Key Features of Spark Streaming

  1. Real-time Processing – Processes data streams in near real-time with minimal latency.

  2. Integration – Works seamlessly with Kafka, Flume, HDFS, Cassandra, and more.

  3. Scalability – Built on Spark’s distributed computing model.

  4. Fault Tolerance – Ensures recovery of lost data using lineage and checkpointing.

  5. Unified Engine – You can run batch, interactive, and streaming jobs in the same Spark application.

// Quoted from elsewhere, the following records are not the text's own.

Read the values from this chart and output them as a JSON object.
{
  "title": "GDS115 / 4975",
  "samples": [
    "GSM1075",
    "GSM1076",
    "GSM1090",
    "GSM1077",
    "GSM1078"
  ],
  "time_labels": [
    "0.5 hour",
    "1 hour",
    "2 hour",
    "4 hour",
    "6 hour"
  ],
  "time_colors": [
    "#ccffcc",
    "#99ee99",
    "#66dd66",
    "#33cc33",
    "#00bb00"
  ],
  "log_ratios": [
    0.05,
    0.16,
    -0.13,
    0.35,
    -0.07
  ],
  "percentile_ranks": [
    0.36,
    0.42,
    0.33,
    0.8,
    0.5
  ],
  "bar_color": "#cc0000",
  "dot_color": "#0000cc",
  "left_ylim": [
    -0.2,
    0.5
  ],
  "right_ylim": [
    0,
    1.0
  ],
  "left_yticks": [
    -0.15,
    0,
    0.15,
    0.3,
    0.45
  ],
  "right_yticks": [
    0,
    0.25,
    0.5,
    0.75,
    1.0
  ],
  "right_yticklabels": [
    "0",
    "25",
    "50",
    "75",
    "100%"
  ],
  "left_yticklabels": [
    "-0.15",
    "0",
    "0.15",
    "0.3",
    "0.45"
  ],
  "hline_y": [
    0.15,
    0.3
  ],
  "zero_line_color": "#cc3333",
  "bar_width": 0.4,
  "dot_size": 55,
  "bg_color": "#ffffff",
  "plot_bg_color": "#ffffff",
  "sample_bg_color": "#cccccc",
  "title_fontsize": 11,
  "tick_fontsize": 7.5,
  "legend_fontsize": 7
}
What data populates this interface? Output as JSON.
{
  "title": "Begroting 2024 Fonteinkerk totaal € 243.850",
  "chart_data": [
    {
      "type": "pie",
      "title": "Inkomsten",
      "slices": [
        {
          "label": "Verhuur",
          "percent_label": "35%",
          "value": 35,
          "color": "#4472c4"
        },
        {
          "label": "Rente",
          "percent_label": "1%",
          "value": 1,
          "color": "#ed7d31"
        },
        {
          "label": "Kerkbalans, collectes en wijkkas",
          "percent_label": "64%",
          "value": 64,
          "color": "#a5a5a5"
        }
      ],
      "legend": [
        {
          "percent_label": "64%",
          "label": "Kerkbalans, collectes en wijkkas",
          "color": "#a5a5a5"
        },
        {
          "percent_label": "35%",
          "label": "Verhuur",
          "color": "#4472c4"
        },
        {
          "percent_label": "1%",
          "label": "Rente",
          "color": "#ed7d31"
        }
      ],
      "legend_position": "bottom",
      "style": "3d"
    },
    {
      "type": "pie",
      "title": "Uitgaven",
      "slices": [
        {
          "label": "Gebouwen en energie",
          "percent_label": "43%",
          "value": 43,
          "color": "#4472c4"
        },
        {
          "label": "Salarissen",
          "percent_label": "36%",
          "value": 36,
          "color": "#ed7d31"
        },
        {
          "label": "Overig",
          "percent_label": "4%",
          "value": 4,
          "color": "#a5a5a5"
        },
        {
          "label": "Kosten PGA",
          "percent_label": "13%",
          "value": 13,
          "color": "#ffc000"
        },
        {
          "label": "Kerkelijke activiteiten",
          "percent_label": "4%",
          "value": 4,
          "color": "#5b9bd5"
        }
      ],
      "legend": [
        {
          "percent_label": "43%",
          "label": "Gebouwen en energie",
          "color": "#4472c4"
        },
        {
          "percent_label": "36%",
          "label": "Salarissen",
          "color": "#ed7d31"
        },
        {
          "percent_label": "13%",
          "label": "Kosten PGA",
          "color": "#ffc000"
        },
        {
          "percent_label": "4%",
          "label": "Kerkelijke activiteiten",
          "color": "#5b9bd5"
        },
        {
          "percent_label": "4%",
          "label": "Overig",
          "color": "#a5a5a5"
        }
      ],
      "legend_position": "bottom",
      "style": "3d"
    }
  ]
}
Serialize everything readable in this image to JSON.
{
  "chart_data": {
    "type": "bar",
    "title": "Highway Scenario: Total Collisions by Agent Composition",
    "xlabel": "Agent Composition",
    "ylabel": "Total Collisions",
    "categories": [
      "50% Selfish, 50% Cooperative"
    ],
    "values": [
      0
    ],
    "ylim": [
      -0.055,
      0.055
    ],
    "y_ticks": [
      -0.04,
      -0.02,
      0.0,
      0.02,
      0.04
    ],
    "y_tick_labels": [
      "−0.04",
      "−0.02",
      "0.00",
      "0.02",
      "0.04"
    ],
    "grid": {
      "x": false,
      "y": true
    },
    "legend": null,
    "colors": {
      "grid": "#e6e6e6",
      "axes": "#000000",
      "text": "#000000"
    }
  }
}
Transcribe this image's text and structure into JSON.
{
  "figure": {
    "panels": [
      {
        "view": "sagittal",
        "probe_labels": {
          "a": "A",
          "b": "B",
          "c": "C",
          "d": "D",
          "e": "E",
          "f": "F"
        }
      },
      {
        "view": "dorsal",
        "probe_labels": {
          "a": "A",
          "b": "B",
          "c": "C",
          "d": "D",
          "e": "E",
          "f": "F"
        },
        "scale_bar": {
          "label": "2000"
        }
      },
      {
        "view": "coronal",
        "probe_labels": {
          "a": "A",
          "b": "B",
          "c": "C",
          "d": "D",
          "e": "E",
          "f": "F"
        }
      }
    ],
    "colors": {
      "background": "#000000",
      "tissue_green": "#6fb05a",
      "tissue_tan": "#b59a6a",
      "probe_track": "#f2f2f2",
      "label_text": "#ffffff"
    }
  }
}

🔹 Example: Word Count in Spark Streaming

Here’s a simple Python example using Spark Streaming that reads text data from a TCP socket and performs word count in real time.

Step 1: Import Libraries

from pyspark import SparkContext
from pyspark.streaming import StreamingContext

Step 2: Create Spark Context and Streaming Context

# Create a local StreamingContext with 2-second batch interval
sc = SparkContext("local[2]", "NetworkWordCount")
ssc = StreamingContext(sc, 2)

Step 3: Connect to Data Stream (Socket)

# Connect to localhost:9999 for streaming data
lines = ssc.socketTextStream("localhost", 9999)

Step 4: Transform and Process Data

# Split lines into words
words = lines.flatMap(lambda line: line.split(" "))

# Count each word
word_counts = words.map(lambda word: (word, 1)).reduceByKey(lambda a, b: a + b)

Step 5: Print Output

# Print the word counts
word_counts.pprint()

Step 6: Start Streaming

# Start and await termination
ssc.start()
ssc.awaitTermination()

✅ Now, if you run a netcat server using:

nc -lk 9999

and type words, Spark Streaming will count them in real time.


🔹 Real-World Use Cases of Spark Streaming

  • Fraud Detection in banking transactions.

  • Real-time Recommendation Engines for e-commerce.

  • Log Monitoring for servers and applications.

  • IoT Data Processing for sensor streams.

  • Social Media Analytics like sentiment tracking on Twitter.


🔹 Conclusion

Spark Streaming is one of the most powerful tools for real-time data processing. With its micro-batch model, fault tolerance, and seamless integration with other big data tools, it has become a go-to choice for developers and data engineers.

By learning Spark Streaming, you can build real-time applications that scale efficiently and handle live data with ease.

  • DStreams: Old approach, uses RDDs, micro-batch only, simpler but less powerful.

  • Structured Streaming: Modern approach, DataFrame/Dataset API, low latency, recommended for new projects.

For most modern use cases, Structured Streaming is the best choice due to its scalability, performance, and ease of integration.